6        L’avis de concours, sous son titre « B. Déroulement du concours », fixe les règles suivantes concernant l’épreuve orale et l’inscription sur la liste de réserve :

« 3. Épreuve orale – Notation

e)      Entretien avec le jury, dans la langue principale du candidat, permettant d’apprécier son aptitude à exercer les fonctions mentionnées au titre A, point I. Cet entretien porte notamment sur les connaissances spécifiques liées au domaine et sur les connaissances de l’Union européenne, ses institutions et ses politiques. Les connaissances de la deuxième langue seront également examinées. Cet entretien vise aussi à évaluer la capacité d’adaptation des candidats au travail, au sein de la fonction publique européenne, dans un environnement multiculturel. »

7        Par ailleurs, l’article 6 de l’annexe III du statut dispose :

« Les travaux du jury sont secrets. »

 Procédure en première instance et arrêt attaqué

8        Par requête parvenue au greffe du Tribunal de la fonction publique le 3 juillet 2007, M. Meierhofer a introduit un recours tendant à ce que la décision du 10 mai 2007 et la décision du 19 juin 2007 soient annulées ainsi qu’à ce qu’une série d’injonctions soient adressées à la Commission.

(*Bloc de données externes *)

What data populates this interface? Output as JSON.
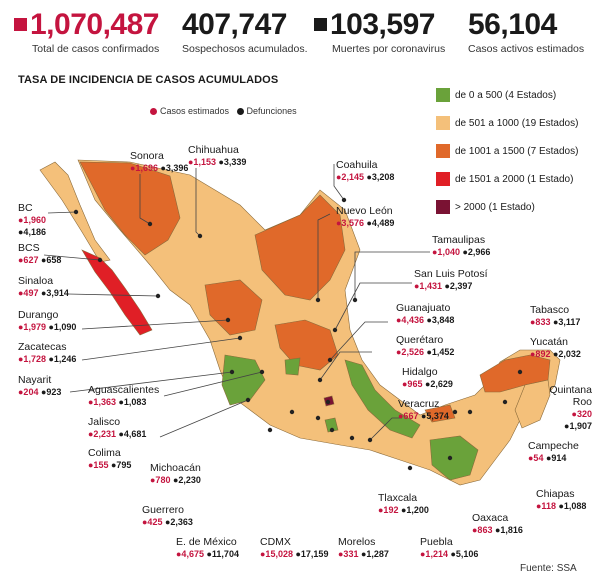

9        Dans le cadre des mesures d’organisation de la procédure, décidées en application de l’article 55 de son règlement de procédure, le Tribunal de la fonction publique a invité la Commission, dans le rapport préparatoire d’audience envoyé aux parties le 7 février 2008, à déposer, avant l’audience :

« a)      la grille de notation et la ventilation des notes de l’épreuve orale [...] du requérant, auxquelles fait référence la décision du 19 juin 2007 ne faisant pas droit à sa demande de réexamen,

b)      tout autre élément relatif à l’appréciation de la qualité de la prestation du requérant lors de l’épreuve orale,

c)      une liste de notation non nominative des autres candidats ayant reçu une note éliminatoire lors de l’épreuve orale,

d)      les calculs ayant conduit au résultat précis de 24,5/50 pour la notation du requérant lors de l’épreuve orale. »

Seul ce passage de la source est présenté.